The water was dark and the swim would be more than a kilometre long.
Somewhere out in that blackness, hippos surfaced and Nile crocodiles held still beneath the surface, each one capable of ending a lion in seconds.
And yet, on the bank of Uganda’s Kazinga Channel, a three-legged lion stepped in anyway.
What the researchers watching through a thermal drone camera could not yet explain was why the brothers would make that crossing six times over the course of a year.
The channel that lions were never supposed to cross
Africa’s lions are built for land.
Their heavy, muscular frames and thick manes make them powerful on dry ground but exhausting to move through deep water.
Swimming behavior in large felids is common knowledge among experts, but no work had ever documented long-distance swimming in African lions before.
Previous water crossings recorded for African lions covered distances ranging from less than 10 meters to around 100 meters, with some ending in death by Nile crocodile.
A swim of more than a kilometre, through open water patrolled by two of Africa’s most lethal animals, was simply not something lions were believed to attempt.
Researchers who had spent years watching this population said they had long suspected lions were crossing, but no one had ever captured the behaviour on film.
Then the drone footage changed that.
What the thermal camera caught at night
A coalition of two male lions, Jacob and his brother Tibu, were filmed swimming across the Kazinga Channel, a waterway connecting Lakes George and Edward, with the behaviour recorded on film on February 1, 2024 using a drone-mounted thermal camera, and the coalition was observed making the crossing six times in total over the year of the study.
Jacob had lost his foot in a poacher’s trap.
The channel holds a high density of hippos and Nile crocodiles known to attack lions, and the footage shows the brothers making three attempts before finally pushing south.
After turning back each time due to what appeared to be encounters with hippos or crocodiles, they succeeded on a later attempt, taking roughly 30 to 45 minutes to complete the crossing.
For a lion with three legs, that is the kind of effort that leaves scientists searching for words.
Something had to be driving the brothers with extraordinary force.
The danger waiting in every direction
The Kazinga Channel is not just wide, it is alive with threat.

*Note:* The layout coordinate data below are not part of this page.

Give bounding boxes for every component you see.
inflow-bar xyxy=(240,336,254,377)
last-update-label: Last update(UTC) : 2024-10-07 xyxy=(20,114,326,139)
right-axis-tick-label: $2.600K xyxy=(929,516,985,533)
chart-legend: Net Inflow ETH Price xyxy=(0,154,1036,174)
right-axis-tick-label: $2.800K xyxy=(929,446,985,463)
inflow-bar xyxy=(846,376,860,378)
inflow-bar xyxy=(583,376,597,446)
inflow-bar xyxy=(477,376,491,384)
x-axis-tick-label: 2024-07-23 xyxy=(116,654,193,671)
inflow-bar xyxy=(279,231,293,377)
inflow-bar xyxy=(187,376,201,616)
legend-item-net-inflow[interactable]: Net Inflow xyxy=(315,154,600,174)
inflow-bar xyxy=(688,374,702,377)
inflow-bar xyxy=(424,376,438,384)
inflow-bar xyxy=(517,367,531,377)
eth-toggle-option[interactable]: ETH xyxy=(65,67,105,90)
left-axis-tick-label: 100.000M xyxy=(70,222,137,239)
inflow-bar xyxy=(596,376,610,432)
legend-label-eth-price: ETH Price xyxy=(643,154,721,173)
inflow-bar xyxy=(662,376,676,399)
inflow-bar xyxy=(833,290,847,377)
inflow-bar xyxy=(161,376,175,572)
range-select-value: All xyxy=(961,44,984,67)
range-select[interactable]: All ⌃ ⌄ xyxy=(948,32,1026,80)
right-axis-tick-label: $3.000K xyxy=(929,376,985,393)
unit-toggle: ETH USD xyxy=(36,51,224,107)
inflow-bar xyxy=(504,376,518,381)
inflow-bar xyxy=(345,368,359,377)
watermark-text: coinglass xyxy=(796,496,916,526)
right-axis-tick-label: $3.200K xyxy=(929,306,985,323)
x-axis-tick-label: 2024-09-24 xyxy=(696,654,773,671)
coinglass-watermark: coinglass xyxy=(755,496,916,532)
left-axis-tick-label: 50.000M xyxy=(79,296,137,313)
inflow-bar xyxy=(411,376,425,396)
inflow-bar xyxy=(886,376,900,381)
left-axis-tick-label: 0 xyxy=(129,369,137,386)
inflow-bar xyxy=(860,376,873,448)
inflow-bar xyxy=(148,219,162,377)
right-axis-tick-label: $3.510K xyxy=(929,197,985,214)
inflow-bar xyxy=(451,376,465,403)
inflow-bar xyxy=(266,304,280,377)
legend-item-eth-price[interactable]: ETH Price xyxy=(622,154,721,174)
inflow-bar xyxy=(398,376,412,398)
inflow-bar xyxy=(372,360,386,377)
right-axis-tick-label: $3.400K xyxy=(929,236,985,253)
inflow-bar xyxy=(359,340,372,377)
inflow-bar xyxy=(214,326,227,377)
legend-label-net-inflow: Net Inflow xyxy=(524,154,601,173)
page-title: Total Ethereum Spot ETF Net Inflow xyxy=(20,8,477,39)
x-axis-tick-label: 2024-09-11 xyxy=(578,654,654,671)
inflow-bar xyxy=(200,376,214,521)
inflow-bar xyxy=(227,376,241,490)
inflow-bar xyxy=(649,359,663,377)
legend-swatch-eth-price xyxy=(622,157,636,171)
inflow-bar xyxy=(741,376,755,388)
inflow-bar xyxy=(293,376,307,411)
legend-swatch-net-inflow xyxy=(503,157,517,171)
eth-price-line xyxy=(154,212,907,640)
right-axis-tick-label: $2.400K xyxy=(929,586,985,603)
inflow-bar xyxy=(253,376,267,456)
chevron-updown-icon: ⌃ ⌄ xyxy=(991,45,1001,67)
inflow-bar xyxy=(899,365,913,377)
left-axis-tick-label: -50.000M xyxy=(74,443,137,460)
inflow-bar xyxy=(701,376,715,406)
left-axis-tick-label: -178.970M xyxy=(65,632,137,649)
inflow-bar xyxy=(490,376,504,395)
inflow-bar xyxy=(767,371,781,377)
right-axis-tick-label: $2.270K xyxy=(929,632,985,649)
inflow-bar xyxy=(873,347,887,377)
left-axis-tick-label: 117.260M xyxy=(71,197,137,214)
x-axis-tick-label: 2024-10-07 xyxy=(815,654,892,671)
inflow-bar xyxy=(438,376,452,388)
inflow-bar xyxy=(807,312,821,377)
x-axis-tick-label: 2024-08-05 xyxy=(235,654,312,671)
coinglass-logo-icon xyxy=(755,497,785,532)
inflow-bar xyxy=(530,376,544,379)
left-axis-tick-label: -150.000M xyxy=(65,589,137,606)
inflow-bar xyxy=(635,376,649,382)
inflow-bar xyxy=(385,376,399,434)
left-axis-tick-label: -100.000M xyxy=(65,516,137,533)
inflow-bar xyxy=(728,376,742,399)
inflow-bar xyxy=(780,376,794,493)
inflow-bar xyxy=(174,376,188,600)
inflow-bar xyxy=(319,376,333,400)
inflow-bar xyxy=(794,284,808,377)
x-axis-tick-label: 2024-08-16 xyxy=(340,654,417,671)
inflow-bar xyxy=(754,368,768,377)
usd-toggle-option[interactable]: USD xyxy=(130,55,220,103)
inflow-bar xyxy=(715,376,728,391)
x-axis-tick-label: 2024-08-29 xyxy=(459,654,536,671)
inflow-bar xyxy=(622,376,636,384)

Nile crocodiles can weigh up to four times more than a male lion, and they have been observed killing lions attempting crossings of even a few hundred meters.
The lions in the water were themselves vulnerable to the very animals they would ordinarily dominate on land.
There was also a safer option available: a road bridge connecting the two halves of the park.
But the only other land connection giving lions access to the peninsula is a small road bridge with a strong human presence, which conservationists believe would have put the brothers off using it.
So they chose the croc-filled channel, again and again, with potential predators trailing them during the crossing itself.
The bridge that should have been the answer became another closed door.
The real reason Jacob kept swimming, and what it reveals
Researchers speculate that three factors drove the behaviour: a lack of lionesses in the ecosystem, territorial fights with rival male coalitions, and the heavily peopled bridge cutting off the only other land route.
There are fewer than 40 lions left in Queen Elizabeth National Park, and this population has seen a steep decline, putting enormous pressure on every male to find a mate.
Jacob had already lost fights to rival males on the south bank.
The researchers believe the 1.5 km swim is a record-breaker for the species, and lead researcher Dr Alexander Braczkowski described the crossing as “a truly amazing show of resilience in the face of such risk.”
The study, published in Ecology and Evolution, argues this is not simply a curiosity about one lion but a signal about a whole species being squeezed.
Even animals with no natural affinity for water will enter it when land runs out.
What Jacob’s story means for every lion still out there
Long-term research on this population shows that it has declined significantly over the past decade and now features an unnatural surplus of male lions, making lionesses a hot commodity for mating rights.
The swim is really a portrait of that pressure made physical: one lion with three legs pushing off a dark bank into water that wants to kill him, because the land no longer offers enough room.
Scientists watching Jacob’s story note that wildlife across the world is being pushed into decisions that were once unthinkable, trading familiar dangers for unknown ones simply to survive.
Jacob has become something of a conservation symbol inside Uganda.
Rangers in the park now track the brothers with greater regularity, knowing that each new crossing attempt carries real risk of becoming the last.
The population he belongs to needs targeted conservation effort of the kind that has already begun to work for other struggling species, before the channel crossing becomes not a record but a last resort with no other side left to reach.
For now, the researchers say Jacob and Tibu are still out there, still being monitored, still choosing the water when the land runs out of answers.